Sous ce rapport, Heilbuth fut réellement un maître dans ses aquarelles encore bien plus que dans ses tableaux à l’huile. Et c’était un miracle de voir ce peintre, venu de l’étranger, s’approprier toutes les qualités françaises, comme s’il avait sucé avec le lait maternel l’amour du sol où maintenant on va l’ensevelir. Tous les amis savaient depuis longtemps à quel point la vie d’Heilbuth était menacée par une maladie du cœur dont il se trouvait seul à ignorer la gravité. Déjà, il y a trois ans, une crise d’étouffement avait failli l’emporter et le médecin crut devoir donner l’éveil aux intimes amis. Cette catastrophe finale est venue foudroyante au moment où personne ne s’y attendait. Heilbuth était indisposé depuis quelques jours, mais mardi il s’était levé de très bonne humeur. Il allait très bien, disait-il, et il donna rendez-vous à son ami Le Blant pour quatre heures. En entrant dans l’atelier, Le Blant trouva son camarade affaissé dans un fauteuil, râlant. La crise redoutée était venue, subite, sans merci. Les obsèques de notre pauvre camarade auront lieu aujourd’hui, au milieu d’une émotion profonde. Les orateurs qui lui adresseront le dernier adieu peuvent dire que nous venons de perdre un peintre de la plus belle valeur et un brave homme dans le sens le plus noble du mot.

Albert Wolff. (Figaro 22 novembre 1889)

Le Blant remonté contre le Figaro

Par la suite, le Figaro relate la donation des œuvres d’Heilbuth à l’Etat français par son amie mademoiselle Roque.

Mon cher ami, le Figaro ne respecte rien et fait paraître un bout d’article ce matin qui est ridicule – Je ne veux pas que mon nom soit prononcé – mais voilà les faits :

Madame Roque n’a pas obéi à une simple manie en léguant les œuvres d’Heilbuth au Ministère des Beaux-Arts, mais elle a obéi à un sentiment que j’honore.

Tous les tableaux, dessins, aquarelles qui lui appartenaient lui avaient été donnés par Heilbuth dont elle avait été l’amie ; par conséquent elle n’en n’a pas acheté au poids de l’or. En agissant ainsi, elle a voulu prouver aux amis qui étaient ceux d’Heilbuth, que ce peintre aussi bon qu’il était grand par le respect de son art, n’avait pas eu affaire à une ingrate en lui donnant beaucoup de ses œuvres et une partie de la jouissance de sa fortune.

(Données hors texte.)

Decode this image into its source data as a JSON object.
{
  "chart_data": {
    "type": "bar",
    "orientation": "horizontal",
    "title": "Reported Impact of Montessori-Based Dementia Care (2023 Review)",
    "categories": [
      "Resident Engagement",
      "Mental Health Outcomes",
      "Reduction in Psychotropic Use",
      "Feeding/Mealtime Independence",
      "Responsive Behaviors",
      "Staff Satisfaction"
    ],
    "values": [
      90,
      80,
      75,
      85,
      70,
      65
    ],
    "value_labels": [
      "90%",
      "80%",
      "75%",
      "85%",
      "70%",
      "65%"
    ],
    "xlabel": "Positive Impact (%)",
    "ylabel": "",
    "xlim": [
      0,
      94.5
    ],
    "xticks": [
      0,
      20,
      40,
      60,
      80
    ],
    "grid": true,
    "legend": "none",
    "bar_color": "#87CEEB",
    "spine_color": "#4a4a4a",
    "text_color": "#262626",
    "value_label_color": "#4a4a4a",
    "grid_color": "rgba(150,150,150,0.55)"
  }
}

Voilà les faits et je trouve cela particulièrement touchant.

Le Figaro rend cet acte parfaitement ridicule, et cela me fâche absolument. Cette dame n’est pas une manique, mais une femme de grand cœur.

De plus, je voudrais que l’on sache une fois pour toutes que mon ami Ferdinand Heilbuth a été en but au moment de la guerre de 1870 aux plus vilaines et plus basses jalousies de peintres français (très haut placés, et probablement enragés Dreyfusards, ceux qui vivent encore).

Etant né à Hambourg, il quitta la France pour aller en Angleterre, il y était forcé, alors ces M.M. pour empêcher son retour après la guerre inventèrent qu’il avait servi dans l’armée allemande – vous voyez comme il fut reçu à son retour !! Ce fut ignoble !!! Tout cela parce qu’il vendait plus qu’eux.

Il se défendit, et bien, je vous en réponds, mais son testament a été la plus grande preuve de son attachement à la France.

D’abord, à son retour, il se fit naturaliser français pour prouver qu’il ne se rangeait pas du parti des plus forts, puis par son testament, il laissa toute sa fortune à la Société des Artistes français, à la charge de cette société de faire leur vie durant avec l’intérêt de cet argent une rente à Melle Roque,

À sa sœur Melle Heilbuth et à son frère Mr Heilbuth, avocat à Hambourg.

Voilà les faits – faites le bien et vous serez récompensé par ce cochon de Figaro.